Uses Of Matrices In Computer Science

Computer science also relies heavily on matrices.

Uses of matrices in computer science.

Video gaming industry maybe the earliest industry to rely heavily on computer graphics is now representing rendered polygon in 3. They allow computers to in effect do a lot of the computational heavy lifting in advance. We see the results of matrix mathematics in every computer generated image that has a reflection or distortion effects such as light passing through. Matrices used in computer graphics every one of us uses matrices nearly everyday in our lives and probably unaware of it.

This paper gives several examples about computer science and technology to answer by using matrix method. Many industries like architecture cartoon automotive that were formerly done by hand drawing now are done routinely with the aid of computer graphics. But that points to one of the reasons that matrices are so common in computer science.
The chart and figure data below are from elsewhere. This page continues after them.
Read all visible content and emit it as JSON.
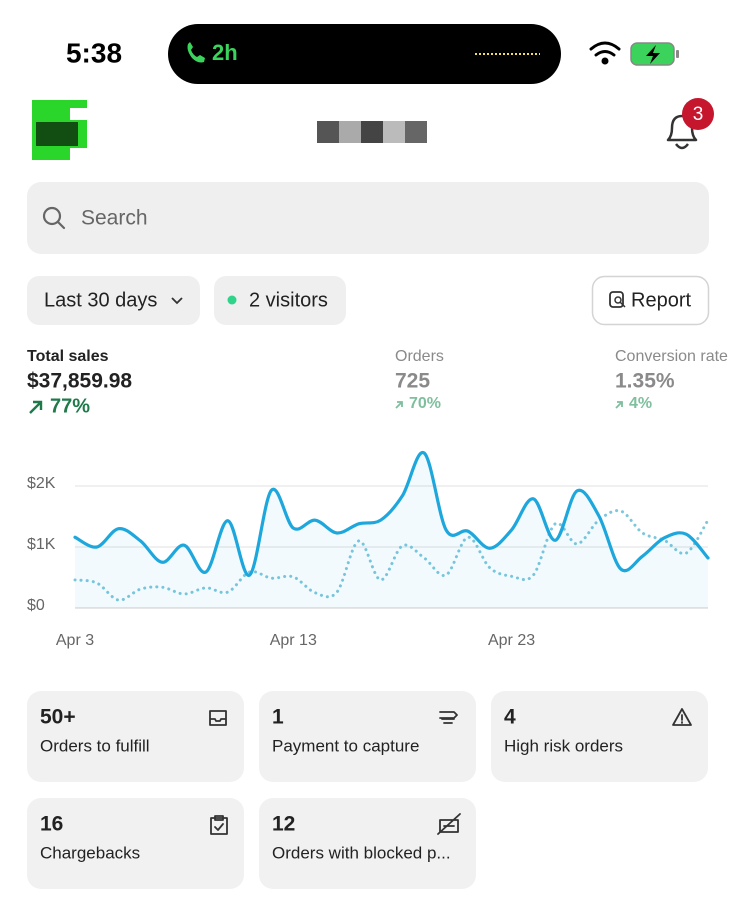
{
  "status_bar": {
    "time": "5:38",
    "call_duration": "2h"
  },
  "header": {
    "notification_count": 3
  },
  "search": {
    "placeholder": "Search"
  },
  "filters": {
    "date_range": "Last 30 days",
    "visitors": "2 visitors",
    "report": "Report"
  },
  "metrics": [
    {
      "label": "Total sales",
      "value": "$37,859.98",
      "change": "77%"
    },
    {
      "label": "Orders",
      "value": "725",
      "change": "70%"
    },
    {
      "label": "Conversion rate",
      "value": "1.35%",
      "change": "4%"
    }
  ],
  "chart_data": {
    "type": "line",
    "categories": [
      "Apr 3",
      null,
      null,
      null,
      null,
      null,
      null,
      null,
      null,
      null,
      "Apr 13",
      null,
      null,
      null,
      null,
      null,
      null,
      null,
      null,
      null,
      "Apr 23",
      null,
      null,
      null,
      null,
      null,
      null,
      null,
      null,
      null
    ],
    "series": [
      {
        "color": "#1ea7dc",
        "style": "solid",
        "area": true,
        "values": [
          1160,
          1000,
          1300,
          1100,
          750,
          1030,
          590,
          1430,
          540,
          1930,
          1310,
          1440,
          1230,
          1380,
          1440,
          1840,
          2540,
          1280,
          1260,
          980,
          1280,
          1790,
          1110,
          1920,
          1510,
          640,
          850,
          1150,
          1210,
          820
        ]
      },
      {
        "color": "#7cc7dc",
        "style": "dotted",
        "area": false,
        "values": [
          460,
          410,
          130,
          310,
          340,
          230,
          330,
          260,
          590,
          490,
          510,
          250,
          260,
          1100,
          460,
          1020,
          820,
          540,
          1160,
          660,
          520,
          540,
          1380,
          1050,
          1440,
          1590,
          1230,
          1110,
          900,
          1440
        ]
      }
    ],
    "ylim": [
      0,
      2600
    ],
    "yticks": [
      {
        "value": 0,
        "label": "$0"
      },
      {
        "value": 1000,
        "label": "$1K"
      },
      {
        "value": 2000,
        "label": "$2K"
      }
    ],
    "grid": true
  },
  "cards": [
    {
      "value": "50+",
      "label": "Orders to fulfill"
    },
    {
      "value": "1",
      "label": "Payment to capture"
    },
    {
      "value": "4",
      "label": "High risk orders"
    },
    {
      "value": "16",
      "label": "Chargebacks"
    },
    {
      "value": "12",
      "label": "Orders with blocked p..."
    }
  ]
}
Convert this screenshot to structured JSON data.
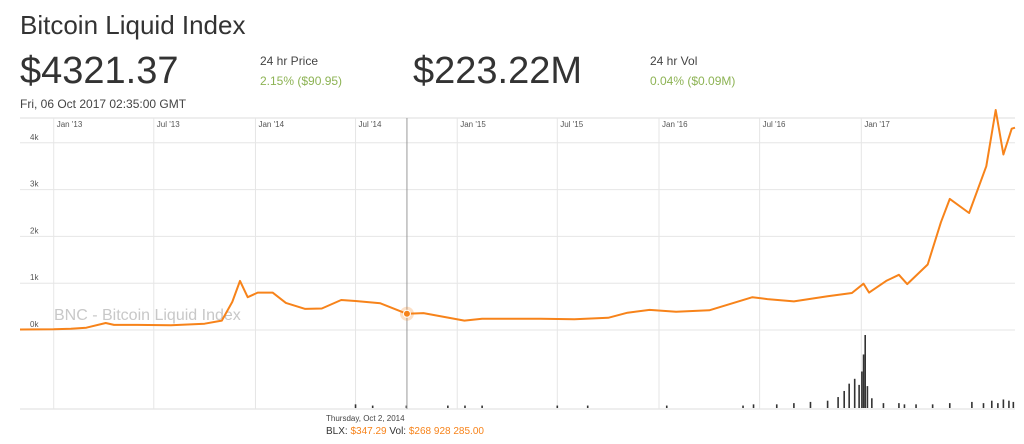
{
  "header": {
    "title": "Bitcoin Liquid Index",
    "price": "$4321.37",
    "price_label": "24 hr Price",
    "price_change": "2.15% ($90.95)",
    "volume": "$223.22M",
    "volume_label": "24 hr Vol",
    "volume_change": "0.04% ($0.09M)",
    "timestamp": "Fri, 06 Oct 2017 02:35:00 GMT"
  },
  "tooltip": {
    "date": "Thursday, Oct 2, 2014",
    "blx_label": "BLX:",
    "blx_value": "$347.29",
    "vol_label": "Vol:",
    "vol_value": "$268 928 285.00"
  },
  "colors": {
    "line": "#f7831a",
    "volume_bars": "#333333",
    "grid": "#e6e6e6",
    "crosshair": "#999999",
    "change_text": "#8db354"
  },
  "chart_data": {
    "type": "line",
    "watermark": "BNC - Bitcoin Liquid Index",
    "x_ticks": [
      "Jan '13",
      "Jul '13",
      "Jan '14",
      "Jul '14",
      "Jan '15",
      "Jul '15",
      "Jan '16",
      "Jul '16",
      "Jan '17"
    ],
    "y_ticks": [
      "0k",
      "1k",
      "2k",
      "3k",
      "4k"
    ],
    "ylim": [
      0,
      4700
    ],
    "xlim": [
      "2012-11-01",
      "2017-10-06"
    ],
    "grid": true,
    "highlight": {
      "x": "2014-10-02",
      "y": 347.29
    },
    "series": [
      {
        "x": [
          "2012-11-01",
          "2013-01-01",
          "2013-02-01",
          "2013-03-01",
          "2013-04-05",
          "2013-04-20",
          "2013-06-01",
          "2013-08-01",
          "2013-10-01",
          "2013-11-01",
          "2013-11-20",
          "2013-12-04",
          "2013-12-18",
          "2014-01-05",
          "2014-02-01",
          "2014-02-25",
          "2014-04-01",
          "2014-05-01",
          "2014-06-05",
          "2014-07-01",
          "2014-08-15",
          "2014-10-02",
          "2014-11-01",
          "2015-01-14",
          "2015-02-15",
          "2015-04-01",
          "2015-06-01",
          "2015-08-01",
          "2015-10-01",
          "2015-11-05",
          "2015-12-15",
          "2016-02-01",
          "2016-04-01",
          "2016-06-18",
          "2016-07-15",
          "2016-09-01",
          "2016-11-01",
          "2016-12-15",
          "2017-01-05",
          "2017-01-15",
          "2017-02-15",
          "2017-03-10",
          "2017-03-25",
          "2017-05-01",
          "2017-05-25",
          "2017-06-10",
          "2017-07-15",
          "2017-08-15",
          "2017-09-01",
          "2017-09-15",
          "2017-09-30",
          "2017-10-06"
        ],
        "y": [
          10,
          15,
          25,
          50,
          150,
          110,
          110,
          100,
          135,
          200,
          600,
          1050,
          700,
          800,
          800,
          580,
          450,
          460,
          640,
          620,
          570,
          347,
          360,
          200,
          240,
          240,
          240,
          230,
          260,
          370,
          430,
          390,
          420,
          700,
          660,
          610,
          720,
          790,
          990,
          800,
          1050,
          1180,
          980,
          1400,
          2300,
          2800,
          2500,
          3500,
          4700,
          3750,
          4300,
          4321
        ]
      }
    ],
    "volume": {
      "x": [
        "2014-07-01",
        "2014-08-01",
        "2014-10-01",
        "2014-12-15",
        "2015-01-15",
        "2015-02-15",
        "2015-07-01",
        "2015-08-25",
        "2016-01-15",
        "2016-06-01",
        "2016-06-20",
        "2016-08-01",
        "2016-09-01",
        "2016-10-01",
        "2016-11-01",
        "2016-11-20",
        "2016-12-01",
        "2016-12-10",
        "2016-12-20",
        "2016-12-28",
        "2017-01-02",
        "2017-01-05",
        "2017-01-08",
        "2017-01-12",
        "2017-01-20",
        "2017-02-10",
        "2017-03-10",
        "2017-03-20",
        "2017-04-10",
        "2017-05-10",
        "2017-06-10",
        "2017-07-20",
        "2017-08-10",
        "2017-08-25",
        "2017-09-05",
        "2017-09-15",
        "2017-09-25",
        "2017-10-03"
      ],
      "values": [
        3,
        2,
        2,
        2,
        2,
        2,
        2,
        2,
        2,
        2,
        3,
        3,
        4,
        5,
        6,
        9,
        14,
        20,
        24,
        19,
        30,
        44,
        60,
        18,
        8,
        4,
        4,
        3,
        3,
        3,
        4,
        5,
        4,
        6,
        4,
        7,
        6,
        5
      ]
    }
  }
}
In order to guide the students to know the application of matrix in the computer science and technology to stimulate interest in learning.
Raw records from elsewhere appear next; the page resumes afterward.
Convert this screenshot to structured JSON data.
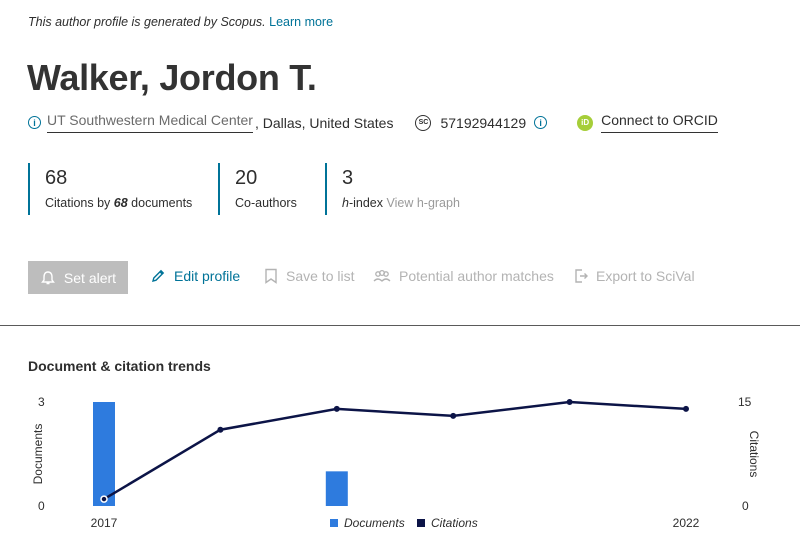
{
  "notice": {
    "text": "This author profile is generated by Scopus.",
    "link": "Learn more"
  },
  "author": {
    "name": "Walker, Jordon T.",
    "institution": "UT Southwestern Medical Center",
    "location": ", Dallas, United States",
    "scopus_id": "57192944129",
    "orcid_link": "Connect to ORCID"
  },
  "metrics": {
    "citations": {
      "value": "68",
      "label_prefix": "Citations by ",
      "documents": "68",
      "label_suffix": " documents"
    },
    "coauthors": {
      "value": "20",
      "label": "Co-authors"
    },
    "hindex": {
      "value": "3",
      "label": "h",
      "label_rest": "-index ",
      "link": "View h-graph"
    }
  },
  "actions": {
    "set_alert": "Set alert",
    "edit_profile": "Edit profile",
    "save_to_list": "Save to list",
    "potential_matches": "Potential author matches",
    "export_scival": "Export to SciVal"
  },
  "trends": {
    "title": "Document & citation trends"
  },
  "chart_data": {
    "type": "bar",
    "title": "Document & citation trends",
    "x_tick_labels": [
      "2017",
      "2022"
    ],
    "years": [
      2017,
      2018,
      2019,
      2020,
      2021,
      2022
    ],
    "series": [
      {
        "name": "Documents",
        "type": "bar",
        "axis": "left",
        "color": "#2e7bde",
        "values": [
          3,
          0,
          1,
          0,
          0,
          0
        ]
      },
      {
        "name": "Citations",
        "type": "line",
        "axis": "right",
        "color": "#0c1447",
        "values": [
          1,
          11,
          14,
          13,
          15,
          14
        ]
      }
    ],
    "ylabel_left": "Documents",
    "ylabel_right": "Citations",
    "ylim_left": [
      0,
      3
    ],
    "ylim_right": [
      0,
      15
    ],
    "legend_position": "bottom-center"
  }
}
Matrices are used to solve problems involving kirchoff s laws of voltage and current. Matrix mathematics applies to several branches of science as well as different mathematical disciplines. Matrices are commonly used in computers for their 3d graphics. Most of the matrices that are used are either 3x3 or 4x4 matrices and are computed by either rotation matrices or translation matrices.

For example the dimension of the matrix below is 2 3 read two by three because there are two rows and three columns. Application of matrix in the field of computer is too much it is a simple calculation tool can be represented in a simple form and complex form. In computer science matrices are used in the projection of three dimensional images into two dimensional screens. Let s start with computer graphics then touch on science and return to mathematics.

For an rgb image a 3rd ordered tensor is used. The use of matrices in computer graphics is widespread. A tensor is a generalized n dimensional matrix. Cryptography is also implemented using matrices.

Creating a matrix that yields useful computational results may be difficult but performing matrix multiplication generally isn t. The discipline of physics also uses matrices to calculate battery power outputs and resistor conversion of electrical energy into a more efficient form. Imagine it as three 2d matrices stacked one behind another. In physics matrices are applied in optics quantum mechanics and electrical circuits.

Provided that they have the same size each matrix has the same number of rows and the same.